A Chance to Exorcise Mexico’s Dirty-War Ghosts
Fifty years ago, police and military forces massacred hundreds of students in Mexico City, sparking a brutal dirty war in Mexico for which no one was ever brought to justice. Andrés Manuel López Obrador could change this.

Students’ demonstration, Mexico City, Mexico, August 13, 1968.Marcel·lí Perelló / Wikimedia
As president-elect Andrés Manuel López Obrador prepares for his inauguration this coming December in Mexico, he is a step away from inheriting a country witnessing its worst human rights crisis in a century. Since 2006, the numbers of killings and disappearances attributed to the drug war and organized crime have surpassed 150,000, and 2018 is well on track to being the most violent year on record in Mexican history. López Obrador, or AMLO, recently released a light-on-the-details four-point plan outlining how he proposes to address deep-seated problems of corruption and impunity in the judiciary and law enforcement.

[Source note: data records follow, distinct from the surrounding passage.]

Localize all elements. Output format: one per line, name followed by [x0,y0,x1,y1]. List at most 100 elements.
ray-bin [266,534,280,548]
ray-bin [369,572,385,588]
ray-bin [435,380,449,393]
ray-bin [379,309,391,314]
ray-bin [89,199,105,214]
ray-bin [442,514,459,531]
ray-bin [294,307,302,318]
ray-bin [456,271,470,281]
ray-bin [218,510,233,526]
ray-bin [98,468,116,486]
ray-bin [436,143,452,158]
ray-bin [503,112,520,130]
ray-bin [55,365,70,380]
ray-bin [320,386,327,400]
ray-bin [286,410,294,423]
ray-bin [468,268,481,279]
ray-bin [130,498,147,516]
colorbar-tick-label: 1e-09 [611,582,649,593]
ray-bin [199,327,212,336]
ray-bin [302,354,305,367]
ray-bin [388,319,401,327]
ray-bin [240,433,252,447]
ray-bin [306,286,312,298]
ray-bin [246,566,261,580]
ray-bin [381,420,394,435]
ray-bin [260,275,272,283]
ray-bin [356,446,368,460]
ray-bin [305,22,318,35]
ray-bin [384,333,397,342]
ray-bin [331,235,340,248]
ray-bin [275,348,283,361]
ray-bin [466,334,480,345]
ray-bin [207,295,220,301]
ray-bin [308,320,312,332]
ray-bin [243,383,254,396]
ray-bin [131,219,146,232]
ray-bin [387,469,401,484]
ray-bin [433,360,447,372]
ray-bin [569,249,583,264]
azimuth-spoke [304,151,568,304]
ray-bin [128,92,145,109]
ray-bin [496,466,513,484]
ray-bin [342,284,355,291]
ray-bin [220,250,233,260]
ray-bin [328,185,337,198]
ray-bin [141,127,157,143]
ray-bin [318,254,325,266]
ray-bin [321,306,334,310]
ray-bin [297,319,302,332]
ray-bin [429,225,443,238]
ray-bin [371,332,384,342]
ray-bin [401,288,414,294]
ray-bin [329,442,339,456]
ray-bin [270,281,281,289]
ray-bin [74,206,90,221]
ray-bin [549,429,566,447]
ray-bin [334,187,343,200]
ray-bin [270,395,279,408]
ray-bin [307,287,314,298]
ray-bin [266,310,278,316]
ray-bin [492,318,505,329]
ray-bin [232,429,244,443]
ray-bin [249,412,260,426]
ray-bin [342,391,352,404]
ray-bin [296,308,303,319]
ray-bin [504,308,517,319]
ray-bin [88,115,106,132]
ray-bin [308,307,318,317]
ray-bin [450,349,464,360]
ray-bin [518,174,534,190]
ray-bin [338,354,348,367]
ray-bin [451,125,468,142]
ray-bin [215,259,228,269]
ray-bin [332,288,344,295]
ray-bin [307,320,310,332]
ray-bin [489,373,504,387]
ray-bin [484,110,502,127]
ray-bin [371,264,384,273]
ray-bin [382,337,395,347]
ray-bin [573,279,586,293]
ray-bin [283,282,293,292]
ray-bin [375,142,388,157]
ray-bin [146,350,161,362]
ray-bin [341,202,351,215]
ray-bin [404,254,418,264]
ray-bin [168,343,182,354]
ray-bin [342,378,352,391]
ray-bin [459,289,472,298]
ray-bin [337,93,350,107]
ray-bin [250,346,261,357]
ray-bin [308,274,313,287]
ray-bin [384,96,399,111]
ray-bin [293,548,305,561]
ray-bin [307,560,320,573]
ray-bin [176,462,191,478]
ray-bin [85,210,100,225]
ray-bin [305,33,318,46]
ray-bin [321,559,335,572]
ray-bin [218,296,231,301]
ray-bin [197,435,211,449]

AMLO could show he is serious about taking a new approach to tackling these problems by bringing justice to the families of those who were disappeared during Mexico’s dirty wars in the 1970s.
Neither the violence nor the impunity of officials in today’s Mexico is unprecedented. On October 2, 1968, fifty years ago today, police and military forces gunned down hundreds of students in downtown Mexico City, just days before the opening ceremonies of the Olympics. This massacre marked the beginning of a brutal dirty war between the government and guerrilla groups that spanned both cities and the countryside. In 2002, then-president Vicente Fox released many of the military and secret-police files pertaining to the 1968 massacre and ensuing dirty war. In lieu of a Truth Commission, Fox set up a special prosecutor’s office to look into whether or not charges were necessary.